Gooney Bird and the Room Mother
It was early November. Mrs. Pidgeon's second grade students were hard at work on their Pilgrim mural, which had been laid out on the floor. All of the desks had been pushed to one side to make room, and the second-graders were on their hands and knees, working with crayons.
Gooney Bird Greene was right in the middle, as usual.
"I like to be right smack in the middle of everything," Gooney Bird always said.
The children's shoes were lined up in the coatroom because Mrs. Pidgeon had suggested that it would be wise to take them off. If they walked on the edge of the mural, their shoes would leave marks.
"We always take our shoes off at home," Keiko had said as she untied her sneakers, "because my family came from Japan, and in Japan people never ever wear shoes in the house."
One by one the children had removed their shoes. Gooney Bird took the longest because she was wearing hiking boots that laced halfway up to her knees. When, finally, her boots were unlaced and removed, everyone could see that Gooney Bird was wearing one red sock and one yellow one.
"Gooney Bird's socks don't match!" Malcolm called out, pointing.
"Of course they don't," Gooney Bird said. "I hardly ever wear matching socks."
"Doesn't your mother roll your socks neatly into balls when she takes them out of the dryer? Doesn't she match them up very carefully?" Beanie asked.
Gooney Bird thought about that.

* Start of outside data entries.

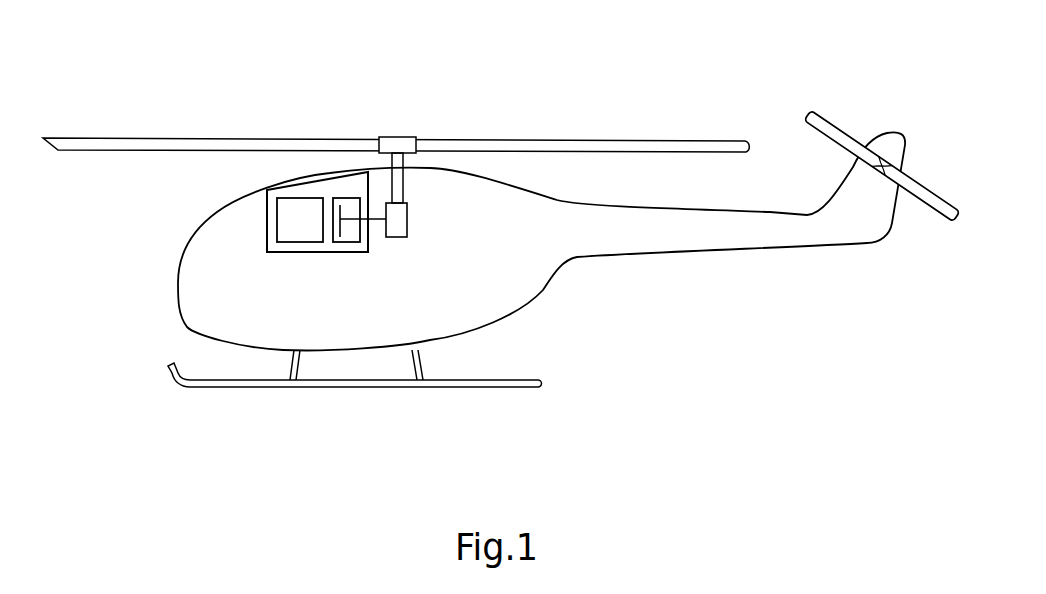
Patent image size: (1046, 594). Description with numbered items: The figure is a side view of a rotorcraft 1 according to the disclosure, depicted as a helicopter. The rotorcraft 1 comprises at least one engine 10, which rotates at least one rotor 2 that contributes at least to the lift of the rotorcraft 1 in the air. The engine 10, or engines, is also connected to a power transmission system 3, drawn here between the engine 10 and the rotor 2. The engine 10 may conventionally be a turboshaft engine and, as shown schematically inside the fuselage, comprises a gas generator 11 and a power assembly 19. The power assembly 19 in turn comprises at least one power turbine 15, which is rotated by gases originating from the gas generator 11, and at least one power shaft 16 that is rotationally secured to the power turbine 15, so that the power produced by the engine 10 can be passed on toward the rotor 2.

The rotorcraft 1 is at (593, 355).
The rotor 2 is at (435, 108).
The power transmission system 3 is at (438, 216).
The engine 10 is at (288, 252).
The gas generator 11 is at (298, 242).
The power turbine 15 is at (351, 233).
The power shaft 16 is at (393, 220).
The power assembly 19 is at (345, 252).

She looked down at her own feet and wiggled her toes, one set of toes in a red sock, one in a yellow. "No," she said. "My mother puts all of my clean socks in a basket on the floor of my closet. And every day I choose two. Some days I feel like matching, but most days I don't.
"Most often," she went on, "wearing matching things gives me a feeling of ennui."
"Oh, my," said Mrs. Pidgeon. She went to the board and wrote ENNUI in big letters. "Class? You know what to do."
All of the second-graders took their dictionaries out of their desks.
At the beginning of the school year, the classroom had only one dictionary, which sat on Mrs. Pidgeon's desk, next to her coffee mug.
But Gooney Bird Greene, the new student, had arrived in October. Gooney Bird had very strong opinions about things. She had brought her own very large dictionary from home. On her first day in the classroom, she announced that she thought that every second-grader should have a very large dictionary.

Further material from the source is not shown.